Nouveau crissement de papier de verre côté duchesse.

« Fou ? lança-t-elle.

— Madame ?

— Peux-tu écrire une pièce ? Une pièce qui fera le tour du monde, une pièce dont on se souviendra longtemps après que les rumeurs se seront tues.

— Non, madame. Il faut un talent particulier.

— Mais peux-tu trouver quelqu’un qui l’a, ce talent ?

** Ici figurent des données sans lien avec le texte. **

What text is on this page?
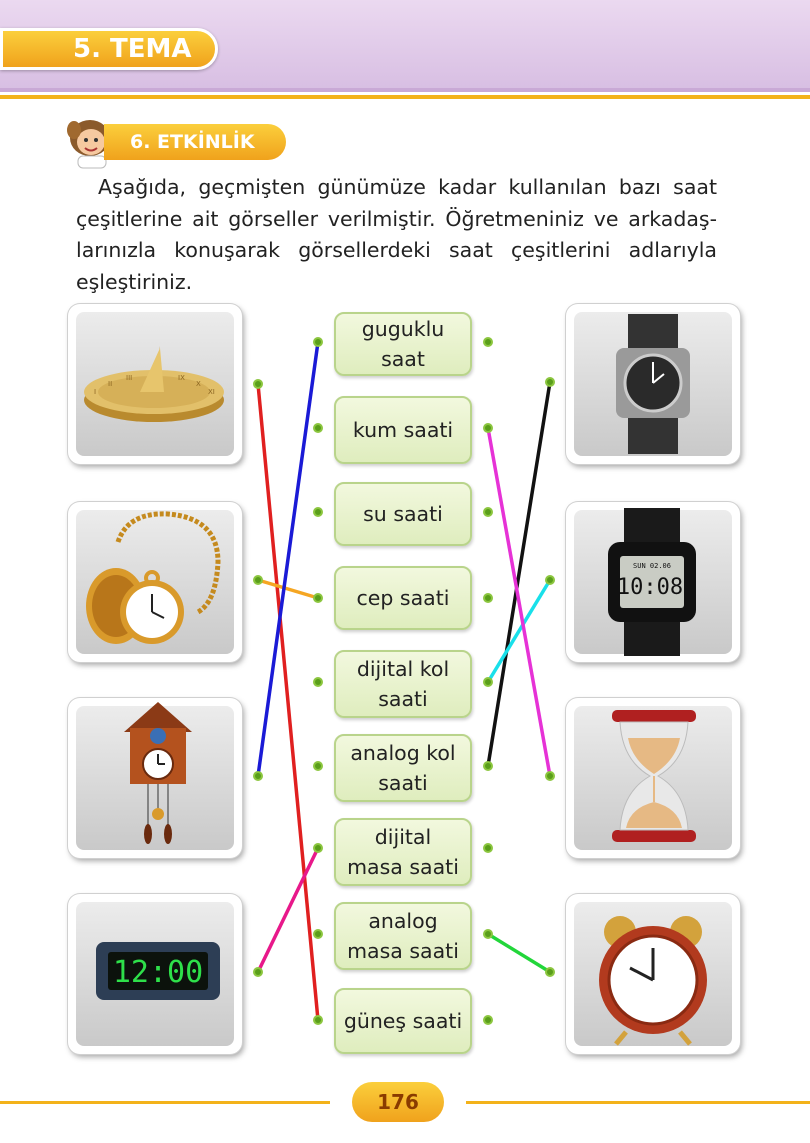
5. TEMA
6. ETKİNLİK
Aşağıda, geçmişten günümüze kadar kullanılan bazı saat
çeşitlerine ait görseller verilmiştir. Öğretmeniniz ve arkadaş-
larınızla konuşarak görsellerdeki saat çeşitlerini adlarıyla
eşleştiriniz.
I
II
III	IX
X
XI
12:00
SUN 02.06
10:08
guguklu
saat
kum saati
su saati
cep saati
dijital kol
saati
analog kol
saati
dijital
masa saati
analog
masa saati
güneş saati
176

— Il existe des auteurs, madame.

— Trouves-en un, murmura le duc. Trouve le meilleur. Trouve le meilleur. La vérité jaillira. Trouves-en un. »

* * *

La tempête se reposait. Elle n’y tenait pas mais se reposait quand même. Pendant deux semaines elle avait doublé un célèbre anticyclone au-dessus de la mer Circulaire : elle s’était présentée tous les jours, avait traîné sans rien faire dans le front froid, bien contente qu’on lui propose à l’occasion de déraciner un arbre par-ci par-là ou de faire voltiger une ferme jusqu’à telle cité d’émeraude de son choix. Mais le grand bouleversement climatique n’avait jamais eu lieu.

Elle se consolait en songeant que même les très grandes tempêtes du passé – le Grand Ouragan de 1789, par exemple, ou Zelda la Rafale et ses Étonnantes Pluies de Grenouilles – avaient traversé des mauvaises passes de ce genre à un certain stade de leurs carrières. Ça faisait tout bonnement partie de la grande tradition du temps.

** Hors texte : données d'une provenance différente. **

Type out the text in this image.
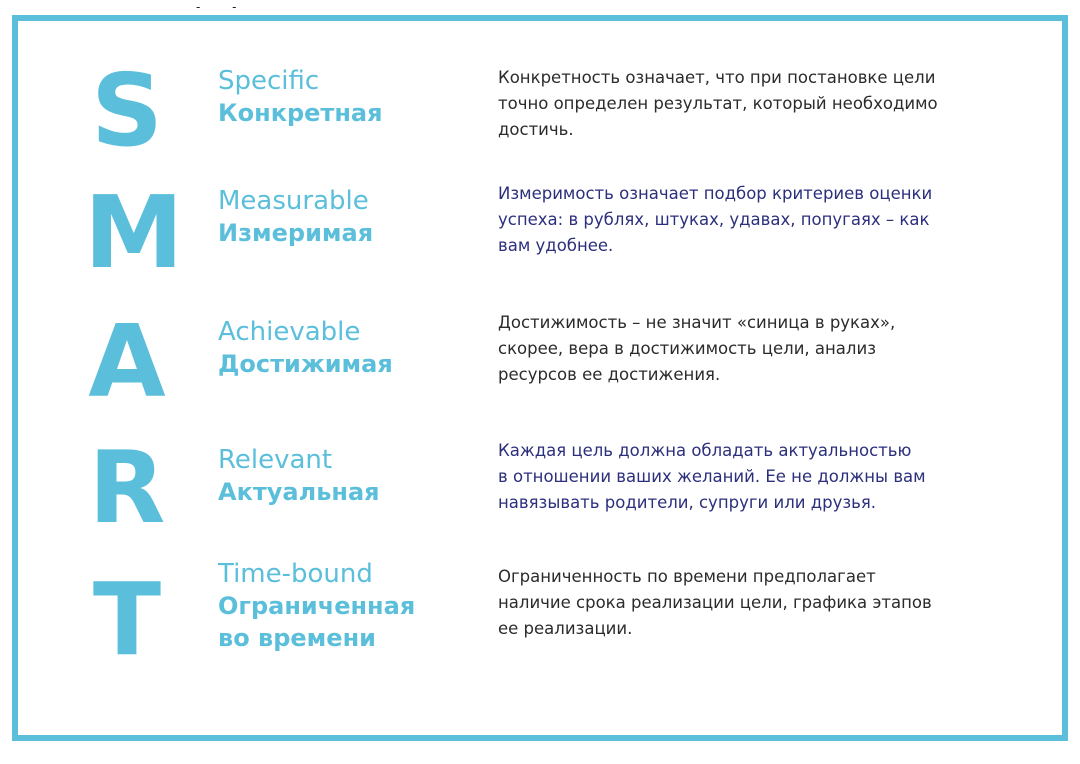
- -
S Specific
Конкретная
Конкретность означает, что при постановке цели
точно определен результат, который необходимо
достичь.
M Measurable
Измеримая
Измеримость означает подбор критериев оценки
успеха: в рублях, штуках, удавах, попугаях – как
вам удобнее.
A Achievable
Достижимая
Достижимость – не значит «синица в руках»,
скорее, вера в достижимость цели, анализ
ресурсов ее достижения.
R Relevant
Актуальная
Каждая цель должна обладать актуальностью
в отношении ваших желаний. Ее не должны вам
навязывать родители, супруги или друзья.
T	Time-bound
Ограниченная
во времени
Ограниченность по времени предполагает
наличие срока реализации цели, графика этапов
ее реализации.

En outre, elle avait longuement tenu l’affiche dans les plaines, façon pantomime, en apportant une neige de saison et des gelures au dernier degré à des millions de gens. Elle était aujourd’hui remontée dans les montagnes sans grand-chose d’autre à faire qu’agiter la bruyère ; elle n’avait plus qu’à se résigner. Humaine, elle aurait meublé le temps en portant un chapeau de carton dans une usine à hamburgers.

Pour l’heure, elle observait trois silhouettes qui se déplaçaient lentement sur la lande et convergeaient d’un pas décidé vers un bout de terrain dénudé où se dressait le menhir ; enfin… où il se dressait d’habitude, car on ne le voyait présentement nulle part.

Elle reconnut de vieilles amies, des connaisseuses, et elle leur adressa en manière de salut un bref roulement de tonnerre parfaitement hors de saison. Qui les laissa complètement indifférentes.

« Le foutu caillou s’est tiré, fit Mémé Ciredutemps. Sont pourtant nombreux. »

Elle avait la figure pâle. Elle avait peut-être aussi les traits tirés ; mais alors tirés à main levée par un dessinateur névrosé. Elle ne donnait pas l’impression de vouloir rigoler. Pas du tout.

« Allume le feu, Magrat, ajouta-t-elle machinalement.

— On se sentira sans doute mieux après une tasse de thé », fit Nounou Ogg qui articula sa phrase comme s’il s’agissait d’une incantation. Elle farfouilla dans les replis de son châle. « Légèrement arrosé, reprit-elle en sortant une petite bouteille d’eau-de-vie de pomme.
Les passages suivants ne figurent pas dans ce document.